The Al-Anon closing contains this sentence:
"If you try to keep an open mind, you will find help."
As I've mentioned elsewhere in this blog, I grew up in an environment saturated in criticism and judgement, and I internalised those ways of viewing the world and my fellow humans. I had a critic inside my head, keeping a running commentary, all negative, of everyone, and everything, I encountered in a day. My first sponsor suggested that I keep a notebook for a week or so, and write down each and every critical thought I had in that time. I was resistant, (and critical of her suggestions) so I decided instead to try to be aware of my internal dialogue, instead of writing it all down.

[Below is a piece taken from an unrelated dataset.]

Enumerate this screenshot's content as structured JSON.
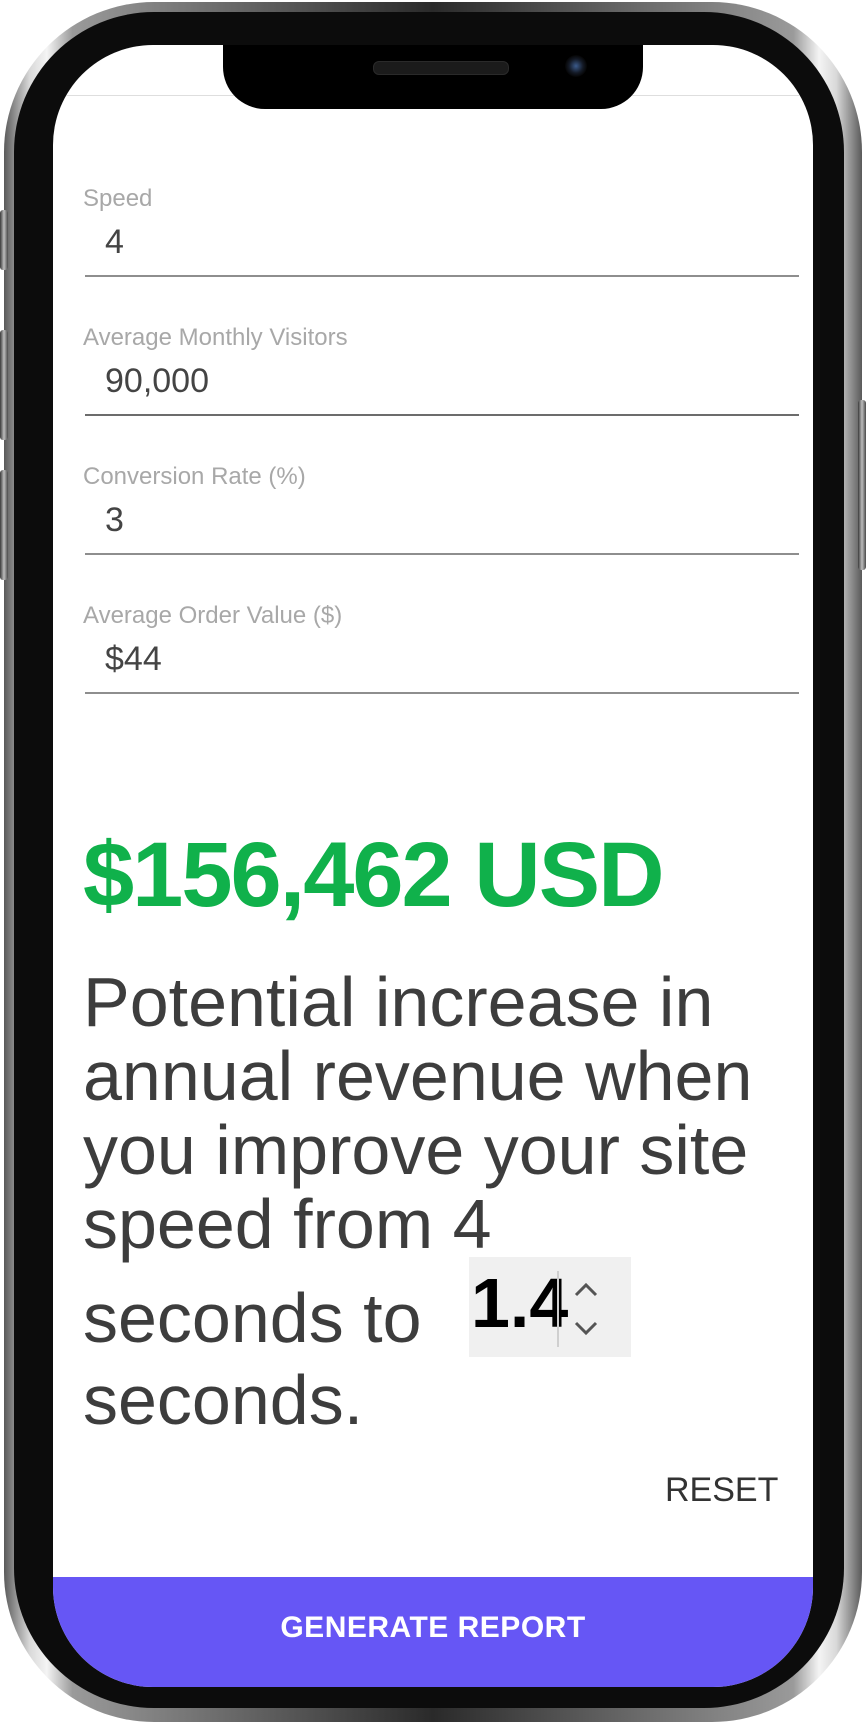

I was shocked. Gobsmacked, to realise how negative I was. My first awareness was of driving to work the next day, seeing a pedestrian waiting at a crosswalk, and thinking derisively, "Nice hair!" Ooh, that sort of jolted me, but I put it down to morning grumpiness. I arrived at work, having had critical and negative thoughts about every second driver along the route, spent the day being irritated and critical with 3/4, (no, be honest, more like 9/10ths,) of my co-workers, then drove back home and commenced feeling critical of the alcoholic.
I didn't need a week of keeping track, for the lesson to be rammed home - a couple of days was sufficient. I had spent my life up to that point, deciding how everyone should behave, then inwardly chastising and judging them, for not abiding by my precepts. I was a control freak. I am a recovering control freak. Control freaks tend not to be the most openminded of persons.
So, what does it mean for me, to "keep an open mind?" I see this as:
- When I'm in an Al-Anon meeting, striving to listen with my internal critic bound, gagged, and shut in a soundproof room. I can let her out later, but for the sake of my spirit, while I'm in the meeting, she's not welcome. I never know when God is going to offer me a treasure in the words of another; I want to be paying attention.
- When my sponsor is offering me suggestions, if I feel resistant or critical, either admitting this immediately, to lesson the power of my resistance, or going away and praying for guidance, and not pretending I didn't hear the reply.
- When an alcoholic is testing my patience, asking myself if perhaps it is that my patience is in short supply, and not that they're being more irritating than usual.
- Accepting that there are more ways of doing things than my way, and that my way may not even be the best way. (gasp)
- Learning that life, and my Higher Power, offer me lessons all day long in being open-minded; I can choose to accept them, or turn away.
- In times of conflict or stress, reminding myself that: I am not necessarily right. I may be right, I could be right, but unlike gravity, it isn't a law of Nature that I am invariably right.
Keeping an open mind means I am receptive to joy from unexpected places. I feel much more of a connection to people I meet in a day, and to my Higher Power.
I'm happier. Those around me are happier. I become a welcoming, loving, accepting companion. I become approachable. I become teachable.
Yes, you hit on so much in this post. Acceptance, open-mindedness, and willingness are great triads for recovery. And the issue of controlling can take so many forms--now I have the more subtle form to work on.